1. It’s easy to read!
It’s a cycle of either essays or stories – researchers have not yet come to a definitive consensus. But, the relatively large volume is divided into short, autonomous storylines that can be read in any order and pauses of any length can be made between them. Therefore, "this elephant is convenient to eat in parts". All stories are only connected by the figure of the narrator-hunter. It is through his eyes that the reader sees the characters and events, which creates integrity.

2. It’s a hymn to Russian Nature
Turgenev was an unrivaled landscape painter. His depictions of forests, fields, skies and seasons are poetic and precise. The reader begins to literally see, hear and feel the nature of central Russia. At the same time, Turgenev's nature is alive, it is a full-fledged hero of the book and a participant in what is happening. His landscapes reveal the inner world of the characters. It’s also no coincidence that his nature is changeable. It can be serene and sunny in one story and menacing, elemental in another. For example, the description of an approaching thunderstorm in the story ‘Biryuk’ perfectly conveys the internal tension and premonition of conflict.

3. It’s a gallery of vivid human characters
The hunter-narrator meets different people: peasants, landowners, wanderers, children. Each character, even a minor one, is described in detail and in depth. They are all different and often contradictory. And, at the same time, they all stick in the reader's memory. Not to mention that Turgenev outlined themes that were already popular in Russian literature in the first half of the 19th century or would soon become so: the theme of the "little man", the deep psychologism of the peasantry, the connection between human experiences and the state of nature.

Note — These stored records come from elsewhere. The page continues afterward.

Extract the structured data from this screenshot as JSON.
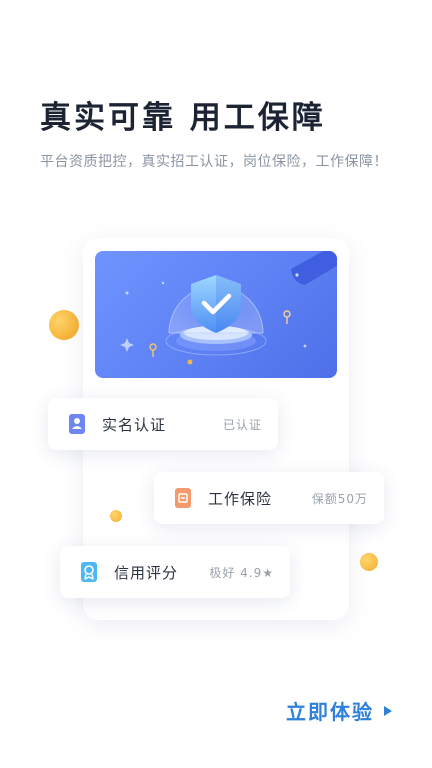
{
  "hero": {
    "title": "真实可靠 用工保障",
    "subtitle": "平台资质把控，真实招工认证，岗位保险，工作保障！"
  },
  "features": [
    {
      "icon": "id-card-icon",
      "label": "实名认证",
      "value": "已认证"
    },
    {
      "icon": "insurance-doc-icon",
      "label": "工作保险",
      "value": "保额50万"
    },
    {
      "icon": "credit-badge-icon",
      "label": "信用评分",
      "value": "极好 4.9★"
    }
  ],
  "cta": {
    "label": "立即体验"
  },
  "colors": {
    "accent": "#2f80d8",
    "banner": "#5c7ff3",
    "id_card": "#6d86f2",
    "insurance": "#f59a6c",
    "credit": "#4fb8f2"
  }
}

4. It’s a brilliant example of Russian prose
Turgenev's writing style is quite similar to Alexander Pushkin. He avoids ponderous phrases. His prose is clean, pure, light and precise. At the same time, the sentences are constructed with such a rhythm that the text sounds like poetry in your head. One cannot help but pay attention to the richness of the vocabulary: the high literary style in Turgenev's prose is combined with dialecticisms.

5. It’s a window to mid-19th-century Russia
The book is considered by many to be an unofficial encyclopedia of Russian life in the mid-19th century: the life of landowners and serfs, folk legends, beliefs and rituals from the Oryol and Kaluga provinces; the structure of the peasant or landowner economy, communication between different classes and with each other; details of the hunt – all this was the internal, non-ceremonial Russia of that time.